Figure 8 shows the statistics of the different methods using the real data, and it can be seen that both the ICTM and the SRCTM are very sensitive to abrupt faults in the measurement model. Only the SRCTM can detect the fault in the posterior state estimate (because the SRCTM is based on the difference between the prior and posterior state estimates). As in Section 5.1, the SRTM can hardly detect the faults, and the statistics change only in the initial period because the state propagator value will deviate increasingly from the true value without measurement update. In Figure 9, the position error using the real data and the confidence region of the state propagator defined by 3STDs are provided.

Figure 8 

Statistics of the different methods using the real data.

Figure 9 

The position error using the real data and the confidence region of the state propagator defined by 3STDs.

6. Conclusion

This paper focuses on detecting abrupt faults in integrated navigation systems. A state-domain robust chi-square test method was proposed.

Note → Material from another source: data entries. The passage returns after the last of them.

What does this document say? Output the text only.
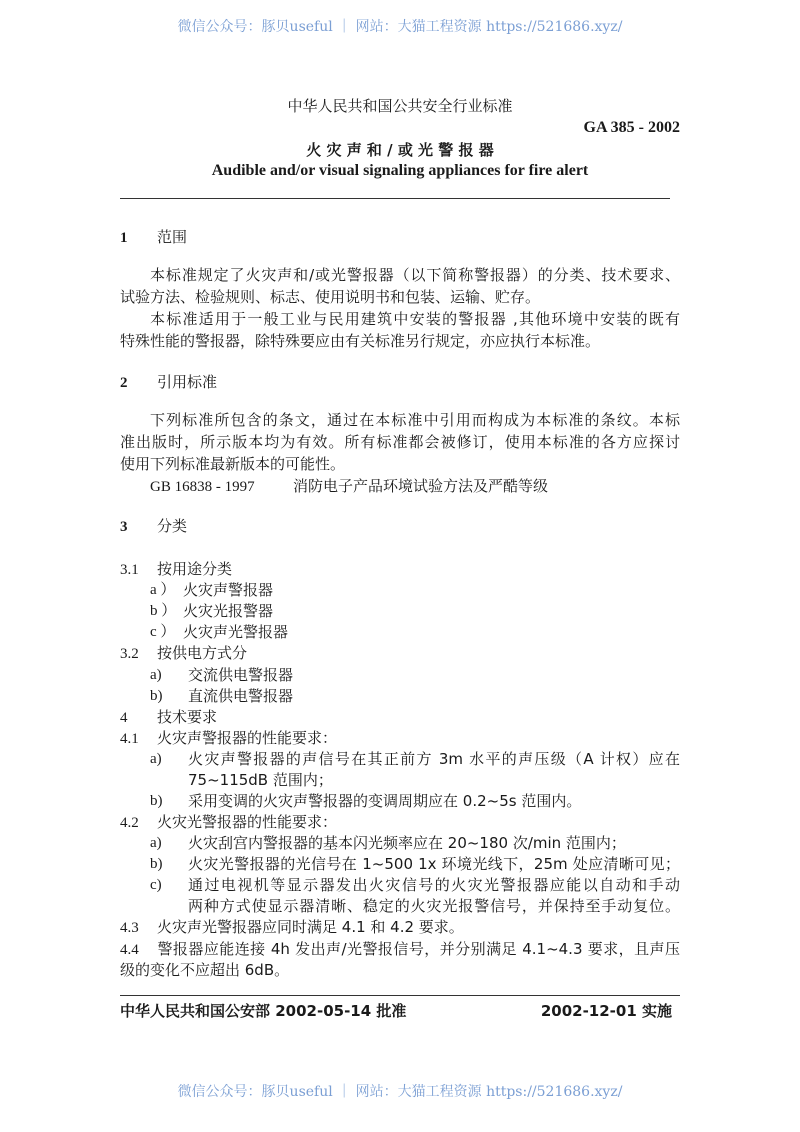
微信公众号：豚贝useful ｜ 网站：大猫工程资源 https://521686.xyz/
中华人民共和国公共安全行业标准
GA 385 - 2002
火 灾 声 和 / 或 光 警 报 器
Audible and/or visual signaling appliances for fire alert
1 范围
本标准规定了火灾声和/或光警报器（以下简称警报器）的分类、技术要求、
试验方法、检验规则、标志、使用说明书和包装、运输、贮存。
本标准适用于一般工业与民用建筑中安装的警报器 ,其他环境中安装的既有
特殊性能的警报器，除特殊要应由有关标准另行规定，亦应执行本标准。
2 引用标准
下列标准所包含的条文，通过在本标准中引用而构成为本标准的条纹。本标
准出版时，所示版本均为有效。所有标准都会被修订，使用本标准的各方应探讨
使用下列标准最新版本的可能性。
GB 16838 - 1997	消防电子产品环境试验方法及严酷等级
3 分类
3.1 按用途分类
a ） 火灾声警报器
b ） 火灾光报警器
c ） 火灾声光警报器
3.2 按供电方式分
a) 交流供电警报器
b) 直流供电警报器
4 技术要求
4.1 火灾声警报器的性能要求：
a) 火灾声警报器的声信号在其正前方 3m 水平的声压级（A 计权）应在
75~115dB 范围内；
b) 采用变调的火灾声警报器的变调周期应在 0.2~5s 范围内。
4.2 火灾光警报器的性能要求：
a) 火灾刮宫内警报器的基本闪光频率应在 20~180 次/min 范围内；
b) 火灾光警报器的光信号在 1~500 1x 环境光线下，25m 处应清晰可见；
c) 通过电视机等显示器发出火灾信号的火灾光警报器应能以自动和手动
两种方式使显示器清晰、稳定的火灾光报警信号，并保持至手动复位。
4.3 火灾声光警报器应同时满足 4.1 和 4.2 要求。
4.4 警报器应能连接 4h 发出声/光警报信号，并分别满足 4.1~4.3 要求，且声压
级的变化不应超出 6dB。
中华人民共和国公安部 2002-05-14 批准	2002-12-01 实施
微信公众号：豚贝useful ｜ 网站：大猫工程资源 https://521686.xyz/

Compared to the state-of-the-art method, the proposed method (a) directly works in the state domain, (b) does not require the known real system state, (c) has computational efficiency and good robustness, and (d) can accurately detect abrupt faults. The performance and properties of the proposed method are illustrated in the theoretical derivation and experimental description.

Data Availability

The data that support the findings of this study are available from the corresponding author upon reasonable request.

Conflicts of Interest

The authors declare no conflict of interest.

Acknowledgments

The authors would like to thank Yang Gao and Scott Stephenson from the University of Nottingham for their help in collecting the testing data in Nottingham. This work was supported by the National Key R&D Program of China (2017YFE0119600) and Agentúra na Podporu Výskumu a Vývoja (APVV) (SK-CN-RD-18-0015).